I love sound art of all kinds.
But I find it very difficult to take when sound art ignores fundamental facts of acoustics, apparently just to attain a particular visual aesthetic.
Today on the wonderful Networked Music Review blog, I read of another example of a sound installation that raises this particular regrettable hackle of mine:
I’ve written briefly (and incompletely) about this problem before, in my blog post multi-speaker installation art works: my gripes and likes…
One day, after I’ve finished my thesis, maybe I’ll dedicate some time to properly writing an article on these kinds of sound art works and their sonic and visual aesthetics - both those that respect and those that ignore acoustics.
In the meantime, here’s the (hopefully well measured) comment I left on the NMR blog entry about this artwork.
As aesthetically spare as this installation appears to be, the effect is completely VISUAL. It makes very little sense ACOUSTICALLY to install loudspeakers in this manner.
This installation does not respect basic acoustics!
That is, unless it is intentional to remove all frequencies below about 1700Hz (if these are 8inch drivers), which doesn’t seem to make sense for an installation purporting to celebrate the sounds of the New York subway.
As Wikipedia states:
The major role of the enclosure is to prevent the out of phase sound waves from the rear of the speaker from combining with the ‘in phase’ sound waves from the front of the speaker.

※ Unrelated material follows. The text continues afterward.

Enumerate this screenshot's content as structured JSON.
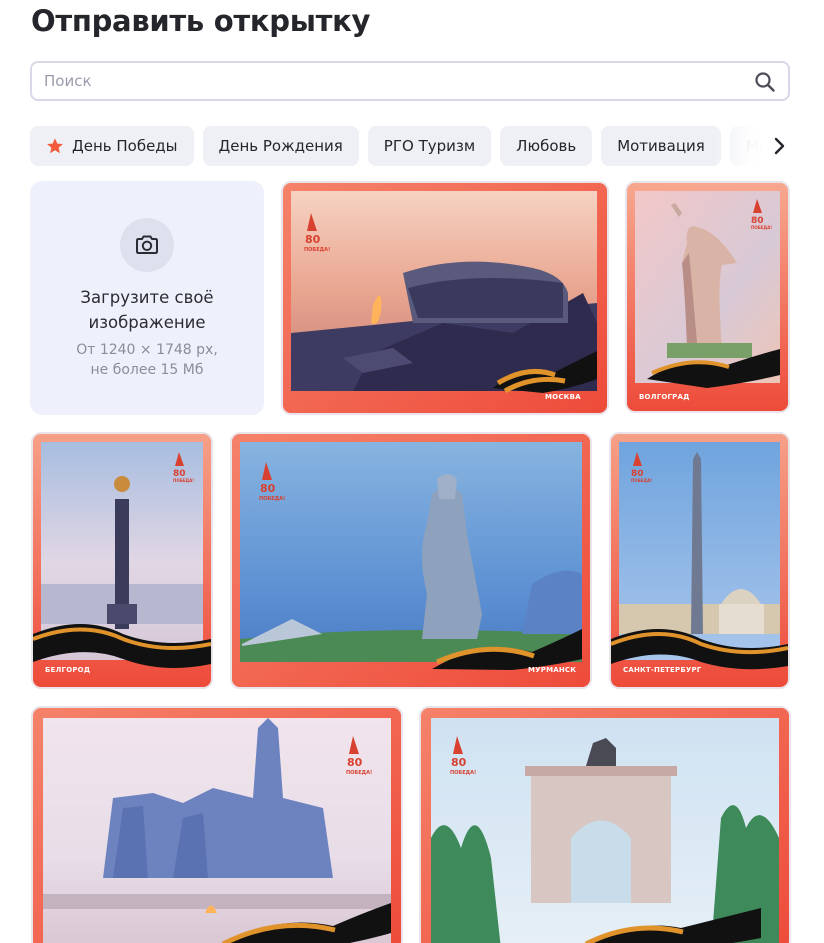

This results in interference patterns and cancellation, causing the efficiency of the speaker to be reduced, particularly in the low frequencies where the wavelengths are large enough that interference will affect the entire listening area.
So, if the spare aesthetic is desired, maybe the drivers should be small boxes or other small aesthetically pleasing units.
This basic fetishism for the form of the loudspeaker may feed some sort of minimalist gear porn sensitivities, but acoustically it is quaint at best, if not downright insulting.